The Louisiana House on Tuesday signed off on Senate Bill 217, a sweeping plan to cut the number of judges across New Orleans courts and move the measure a big step closer to becoming law. Sponsor Sen. Jay Morris says the package is about “right‑sizing” the bench. Local judges and Democratic lawmakers say the timing looks rushed and political. Supporters lean on a legislature‑commissioned workload study. Critics say that analysis lowballs Orleans Parish caseloads and could bog down trials. If the governor signs it, several of the changes would kick in starting in 2027.
The House vote clears a major hurdle, with the bill now headed back to the Senate for concurrence before it can land on the governor’s desk, according to WDSU. That report notes the package would eliminate multiple judgeships in Criminal, Civil, Municipal/Traffic and Juvenile courts and has sparked intense debate over who will absorb the extra work when those seats disappear.
What the bill would change
According to the reengrossed version posted on the Louisiana Legislature's website, SB217 would cut the Criminal District Court bench from 12 to 9 judges and reduce Civil District Court by one seat, while phasing in reductions in municipal and traffic divisions and reshaping the juvenile court structure.

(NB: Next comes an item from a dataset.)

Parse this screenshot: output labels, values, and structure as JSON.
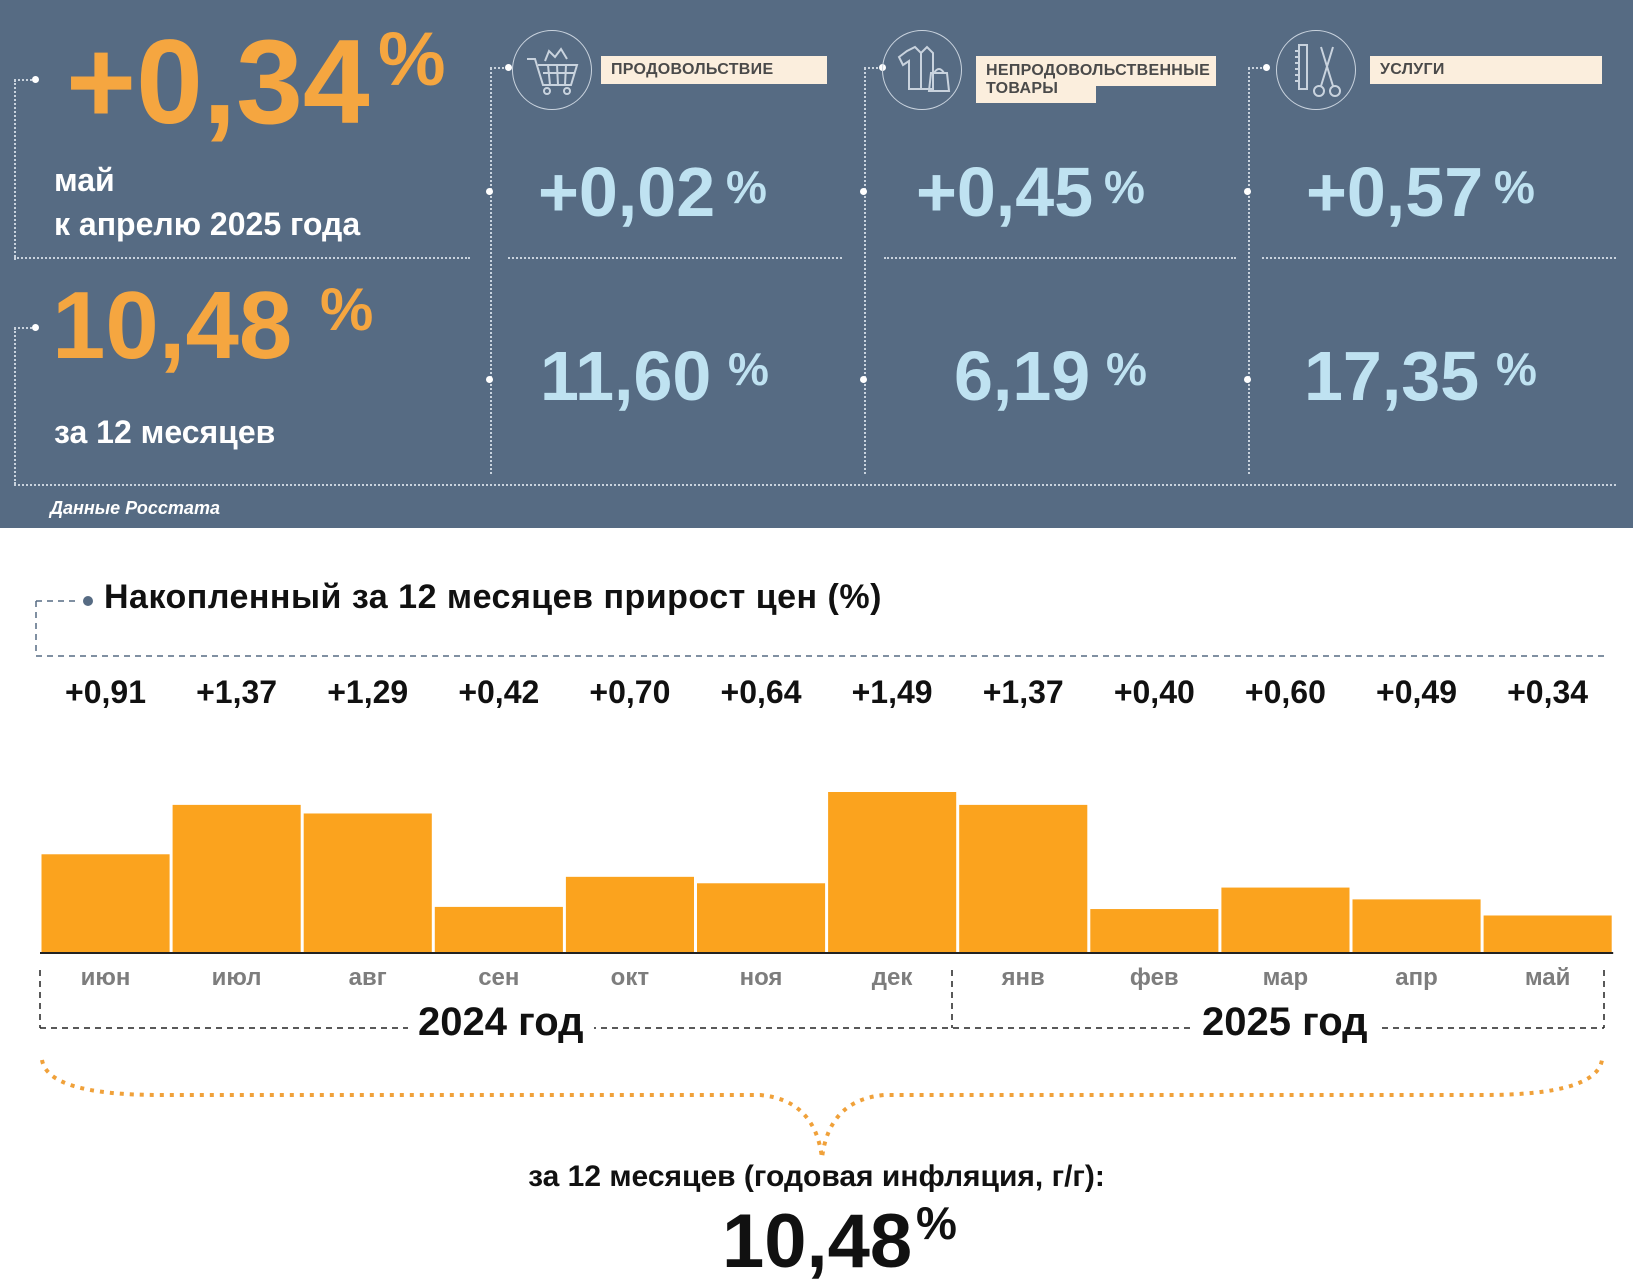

The measure would pool court spending into a single Consolidated Judicial Expense Fund overseen by an executive committee and block new qualifying for any judgeships slated for abolition. It would also require the Judicial Council to review criminal court needs every two years and spell out how specific divisions will be identified and phased out.
Supporters point to a workload study
Backers say the bill tracks with a workload and case‑filing analysis conducted for lawmakers by the National Center for State Courts, which the Legislature hired and paid to do the work. On the House floor, Rep. Jerome Zeringue pegged the expected savings at around $2.1 million and said more than 90% of appellate judges took part in the study, according to WDSU.
Opponents question timing and the data
Opponents counter that the study’s methodology does not really fit New Orleans’ unique court setup and argue that cutting judges now, in the middle of separate fights over the Orleans clerk of court and congressional redistricting, looks like more politics than housekeeping. Local coverage has highlighted judges warning that Orleans handles far more trials than many other parishes and that the weighted‑caseload model has not been applied in a way they see as fair, as reported by the Louisiana Illuminator.
What’s next
SB217 now returns to the Senate for concurrence. If senators agree with the latest version and the governor signs off, it would become law, with many of the division cuts tied to 2027 deadlines. The Legislature’s fiscal note estimates that eliminating the judgeships would trim state costs by about $2.6 million a year and local costs by roughly $3.2 million, figures that differ from the floor savings cited by supporters, according to the Legislature’s official fiscal analysis.
How those projected savings - and any hit to trial calendars - actually play out will depend heavily on when seats become vacant and how judges, clerks and the Judicial Council reshuffle caseloads. The bill includes reporting and study requirements that could give lawmakers or the courts room to revisit the numbers if Orleans Parish’s workload turns out to be higher than the forecasts suggest.